There are many reasons why you may be sad. It is important to know that sadness is a natural feeling and that it is all right to feel sad. It is all right to cry and/or tell others that you are sad. It is all right to show your parents that their divorce is difficult for you. It is difficult for them, too. Remember: it is very important to mourn, i.e. let your sadness out of yourself. It may take the form of crying, talking to others, walks and reflection, drawing or writing about what has happened. If you do not let it out, sadness will accumulate within and press on heavily and will always remind you that it is still there. If you let it out little by little, it will abate in time, and there will be more space in you for new things and joy because of good changes which have happened and entered into your life. Imagine a balloon full of air which is not well tied and has a small hole leaking air slowly. As time passes by, the most of the air will leak out. It applies to your sadness, too. The small hole to leak sadness may be all these things we mentioned, and you may yourself discover some new ones. That way your sadness will in time be easier than it is now.

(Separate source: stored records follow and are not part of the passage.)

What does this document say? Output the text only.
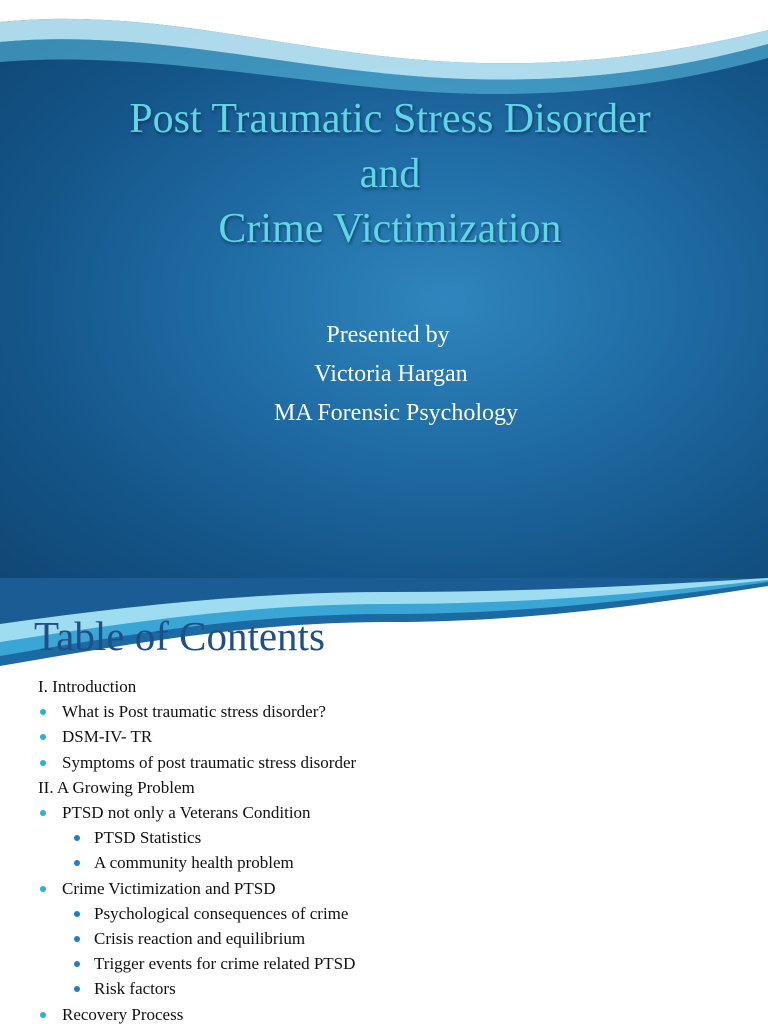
Post Traumatic Stress Disorder
and
Crime Victimization
Presented by
Victoria Hargan
MA Forensic Psychology
Table of Contents
I. Introduction
What is Post traumatic stress disorder?
DSM-IV- TR
Symptoms of post traumatic stress disorder
II. A Growing Problem
PTSD not only a Veterans Condition
PTSD Statistics
A community health problem
Crime Victimization and PTSD
Psychological consequences of crime
Crisis reaction and equilibrium
Trigger events for crime related PTSD
Risk factors
Recovery Process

Many children of divorcing parents think they are guilty and responsible for their parents’ divorce. They think that their behaviour, school success or teasing their brother or sister have led to their parents’ high conflict and, eventually, a divorce. However, none of these is true. Divorce is related only to parents’ issues and decisions. Although you may have heard your parents quarrelling about something you have done, such things are not the cause of their divorce. There are many things they quarrel about, because they cannot possibly agree and talk calmly. Your disobedient behaviour or poor school record may not be the source of their joy, but they do not affect their good or bad relationship. You can do nothing to prevent their discord and quarrelling, neither should you try to do it. Adults must take care not to argue in front of their children and to protect them from their own problems. Remember that parents divorce because they cannot live together any more, or they do not love each other any more, or they cannot agree about too many things.
Some children feel a big relief after their parents divorce, especially those children who have repeatedly listened and witnessed their parents arguing, if they have felt bad with constant tension at home, or if they repeatedly watched their parents scuffle. Sometimes one of the parents has alcohol abuse problems and behaves badly when drunk. It happens that one parent offends and physically abuses the other parent, and sometimes the child becomes the victim of parents’ physical violence. In these cases a divorce and leaving the aggressive or problematic parent can be a big relief. Nevertheless, sadness may occur because the end of bad moments means the end of the good ones (if there were any). The feeling of relief in children is often followed by a feeling of guilt and betrayal because of the relief. If you have been experiencing bad moments and the decision about parental divorce caused your feeling of relief, and even a little joy, it is all right to feel so. It is natural to feel good when bad times are behind you, because now you are looking forward to good times which are to follow.